Ill.mo Sig. Ministro Valditara,
sono un insegnante di scuola secondaria di I grado e ho appena concluso gli Esami di Stato di fine del primo ciclo dell’istruzione: un momento importante in cui il mio grado di scuola consegna alle scuole del secondo ciclo studenti che ha seguito per tre anni. Un momento, quindi, anche delicato e che mette in gioco il tema della valutazione più che negli anni e nei passaggi intermedi.
La valutazione è una delle questioni più difficili e sempre aperte (e probabilmente irrisolvibili) del percorso di istruzione: perché contenere uno studente dentro un’espressione (che sia numerica o verbale) è sempre un’approssimazione, e quindi una verità estremamente parziale – a maggior ragione se si usano sintesi numeriche.

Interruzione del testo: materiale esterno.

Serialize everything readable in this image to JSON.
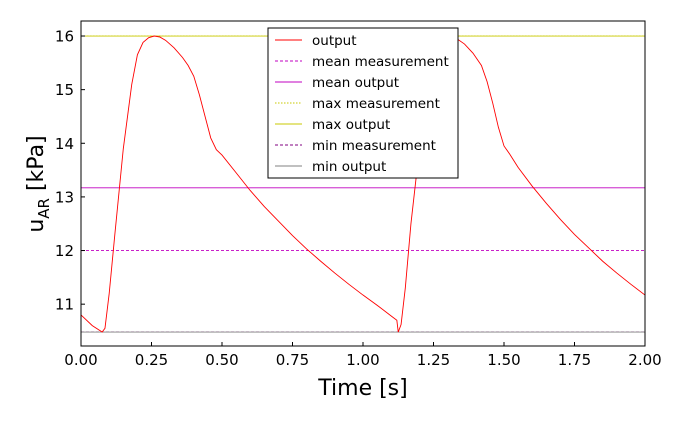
{
  "chart_data": {
    "type": "line",
    "xlabel": "Time [s]",
    "ylabel": {
      "main": "u",
      "sub": "AR",
      "unit": " [kPa]"
    },
    "xlim": [
      0.0,
      2.0
    ],
    "ylim": [
      10.22,
      16.28
    ],
    "xticks": [
      "0.00",
      "0.25",
      "0.50",
      "0.75",
      "1.00",
      "1.25",
      "1.50",
      "1.75",
      "2.00"
    ],
    "yticks": [
      "11",
      "12",
      "13",
      "14",
      "15",
      "16"
    ],
    "grid": false,
    "legend_position": "top-center",
    "series": [
      {
        "name": "output",
        "style": "solid",
        "color": "#ff0000",
        "x": [
          0.0,
          0.04,
          0.075,
          0.085,
          0.1,
          0.12,
          0.15,
          0.18,
          0.2,
          0.22,
          0.24,
          0.26,
          0.28,
          0.3,
          0.33,
          0.36,
          0.38,
          0.4,
          0.42,
          0.44,
          0.46,
          0.48,
          0.5,
          0.55,
          0.6,
          0.65,
          0.7,
          0.75,
          0.8,
          0.85,
          0.9,
          0.95,
          1.0,
          1.05,
          1.1,
          1.12,
          1.125,
          1.135,
          1.15,
          1.17,
          1.2,
          1.23,
          1.25,
          1.27,
          1.29,
          1.31,
          1.33,
          1.36,
          1.39,
          1.42,
          1.44,
          1.46,
          1.48,
          1.5,
          1.52,
          1.55,
          1.6,
          1.65,
          1.7,
          1.75,
          1.8,
          1.85,
          1.9,
          1.95,
          2.0
        ],
        "y": [
          10.8,
          10.6,
          10.48,
          10.55,
          11.2,
          12.3,
          13.9,
          15.1,
          15.65,
          15.88,
          15.97,
          16.0,
          15.98,
          15.92,
          15.78,
          15.6,
          15.45,
          15.25,
          14.9,
          14.5,
          14.1,
          13.88,
          13.78,
          13.45,
          13.12,
          12.82,
          12.55,
          12.28,
          12.03,
          11.8,
          11.58,
          11.37,
          11.17,
          10.98,
          10.78,
          10.7,
          10.48,
          10.62,
          11.3,
          12.5,
          13.9,
          15.1,
          15.65,
          15.9,
          15.99,
          16.0,
          15.96,
          15.85,
          15.68,
          15.45,
          15.15,
          14.75,
          14.3,
          13.95,
          13.8,
          13.55,
          13.2,
          12.88,
          12.58,
          12.3,
          12.05,
          11.8,
          11.58,
          11.37,
          11.17
        ]
      },
      {
        "name": "mean measurement",
        "style": "dashed",
        "color": "#c000c0",
        "y": 12.0
      },
      {
        "name": "mean output",
        "style": "solid",
        "color": "#c000c0",
        "y": 13.17
      },
      {
        "name": "max measurement",
        "style": "dotted",
        "color": "#c8c800",
        "y": 16.0
      },
      {
        "name": "max output",
        "style": "solid",
        "color": "#c8c800",
        "y": 16.0
      },
      {
        "name": "min measurement",
        "style": "dashed",
        "color": "#800080",
        "y": 10.48
      },
      {
        "name": "min output",
        "style": "solid",
        "color": "#808080",
        "y": 10.48
      }
    ]
  }
}
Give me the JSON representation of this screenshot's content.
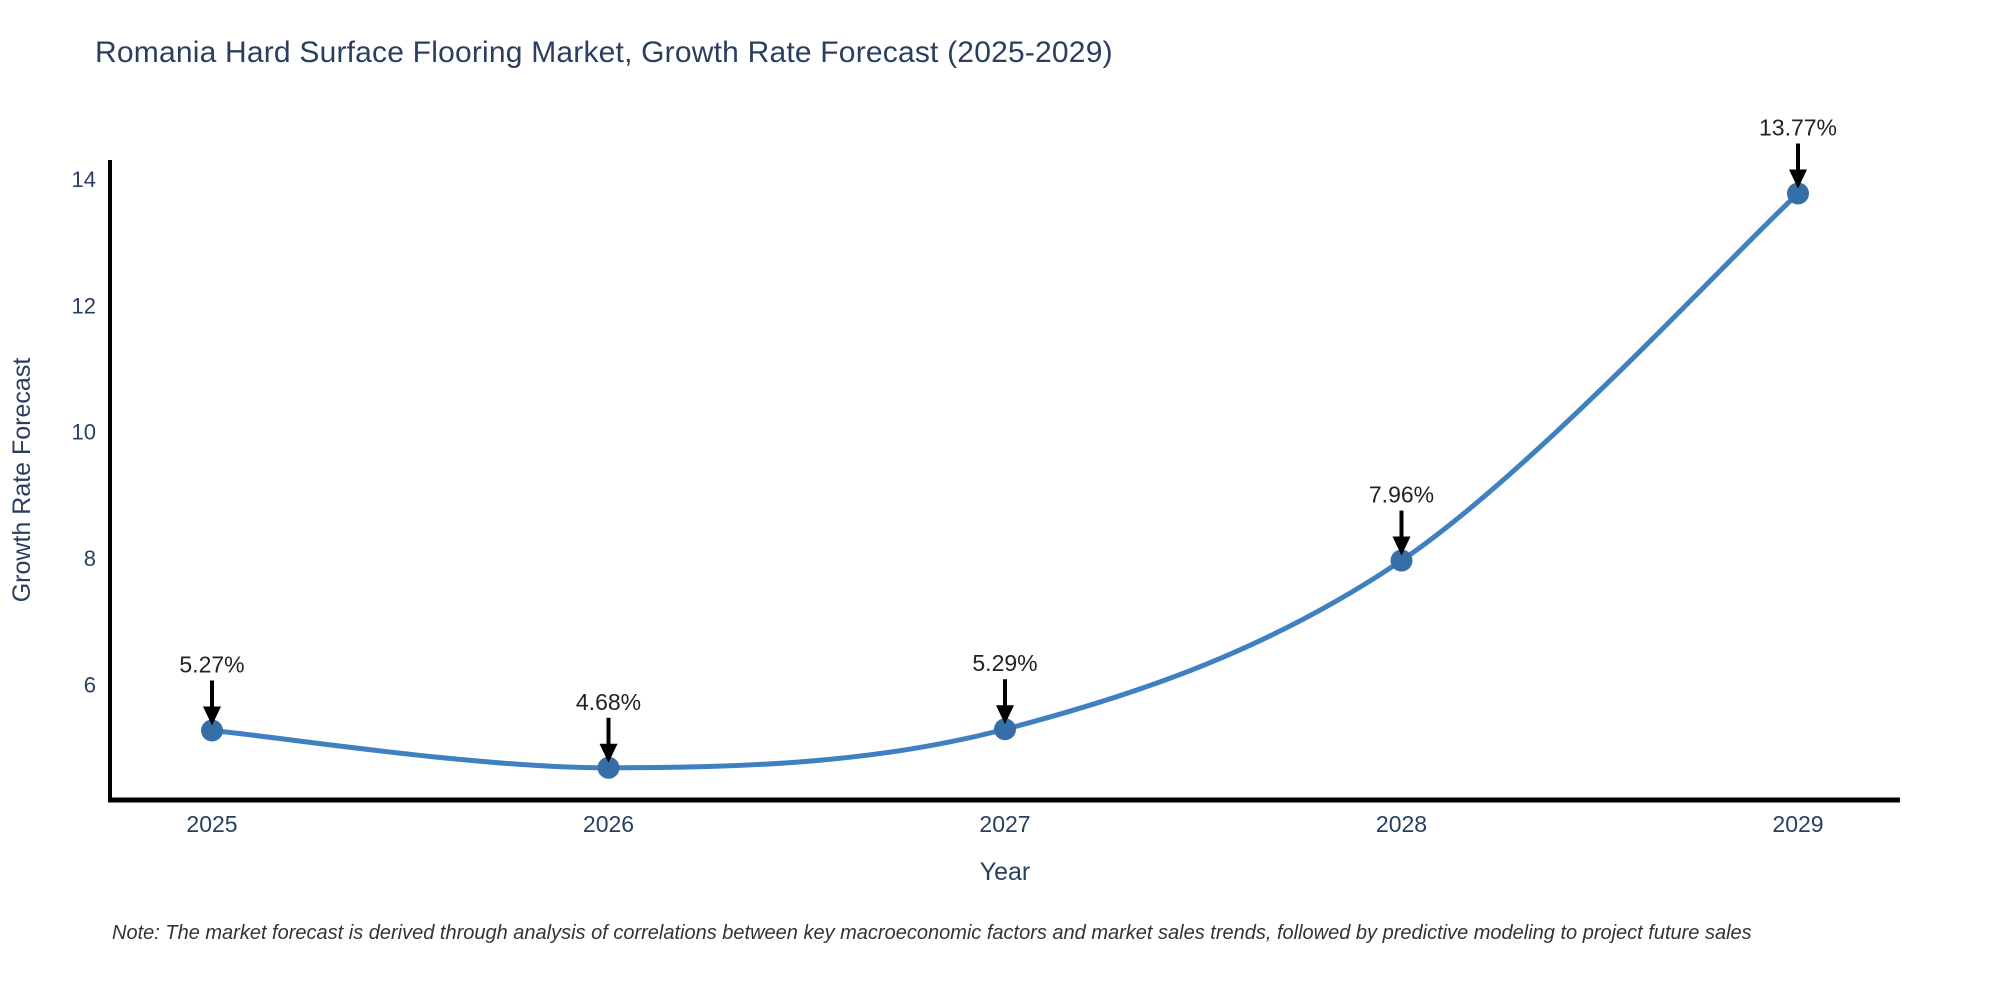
{
  "page": {
    "title": "Romania Hard Surface Flooring Market, Growth Rate Forecast (2025-2029)",
    "note": "Note: The market forecast is derived through analysis of correlations between key macroeconomic factors and market sales trends, followed by predictive modeling to project future sales"
  },
  "chart_data": {
    "type": "line",
    "title": "Romania Hard Surface Flooring Market, Growth Rate Forecast (2025-2029)",
    "xlabel": "Year",
    "ylabel": "Growth Rate Forecast",
    "categories": [
      "2025",
      "2026",
      "2027",
      "2028",
      "2029"
    ],
    "values": [
      5.27,
      4.68,
      5.29,
      7.96,
      13.77
    ],
    "point_labels": [
      "5.27%",
      "4.68%",
      "5.29%",
      "7.96%",
      "13.77%"
    ],
    "ylim": [
      4.17,
      14.3
    ],
    "yticks": [
      6,
      8,
      10,
      12,
      14
    ],
    "grid": false,
    "legend": "none",
    "curve": "spline",
    "annotation_style": "arrow-down-to-point",
    "colors": {
      "line": "#3f80c0",
      "marker": "#366fa8",
      "annotation_text": "#222222",
      "arrow": "#000000",
      "axis": "#000000",
      "title_text": "#2a3f5f",
      "tick_text": "#2a3f5f",
      "note_text": "#333333"
    }
  }
}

È un serio problema di comunicazione fra la scuola, lo studente, la famiglia e – nel caso del passaggio da un ciclo all’altro – anche fra scuole. Succede, per esempio, che uno studente (o la sua famiglia) fatichi ad accettare una valutazione in sé, oppure perché scatta il confronto con le valutazioni dei compagni: procedimento sbagliato, ma comprensibile e umano. E tuttavia quello studente che si lamenta perché mette a confronto il suo “otto” con “l’otto” del compagno, ha ragione: lo stesso voto racchiude storie diverse e con sfumature molteplici, ma non riesce e non può raccontarle – ecco perché sarà sempre approssimativo e parziale.
Per fortuna nel passaggio da un ciclo all’altro lo studente viene presentato da tre documenti valutativi: pagella (dove, oltre ai voti, viene espresso un giudizio globale e il giudizio di comportamento), certificazione delle competenze, voto dell’Esame di Stato; questo non elimina il problema, ma almeno offre alle scuole che accolgono, qualche elemento informativo in più.
Purtroppo, il disegno di legge da Lei fortemente voluto, che intende rivedere la valutazione del comportamento in direzione di una maggiore severità (attualmente in discussione alla Camera), ripristina il voto di comportamento al posto dell’attuale giudizio descrittivo. Per quanto possa valere la mia opinione, non sono pregiudizialmente contrario a introdurre maggiore severità a scuola; sono, anzi, d’accordo che la valutazione del comportamento debba “fare media”, cioè debba avere lo stesso peso delle valutazioni disciplinari perché rientra nella presentazione globale (ma sempre parziale) del profilo dello studente. Ma, signor Ministro, non ci tolga le parole!… Lasci che questo voto sia comunque accompagnato da una descrizione che aiuti a comprendere il perché non tanto di una valutazione alta, quanto di una valutazione intermedia o bassa la quale, nella sua assolutezza, potrebbe risultare come una sorta di “marchio d’infamia”: queste informazioni – pur nella loro inevitabile sinteticità – possono aiutare a presentare meglio lo studente, soprattutto nel passaggio ad altra scuola.
I numeri semplificano, ma possono anche risultare brutali quando intendono parlare di persone. La valutazione numerica semplifica, ma è assai rischiosa poiché rischia di identificare la persona (una persona per definizione fragile perché in crescita) con un numero; e rischia di svilire il mandato della scuola che è quello di istruire, ma anche di accompagnare e formare le cittadine e i cittadini di domani. Questo delicato processo, che giorno dopo giorno si basa fondamentalmente sulla parola (della lezione, del dialogo, dell’incoraggiamento, del richiamo, della consolazione…), non può conchiudersi eliminando del tutto le parole.
Signor Ministro, non elimini le parole dalle valutazioni!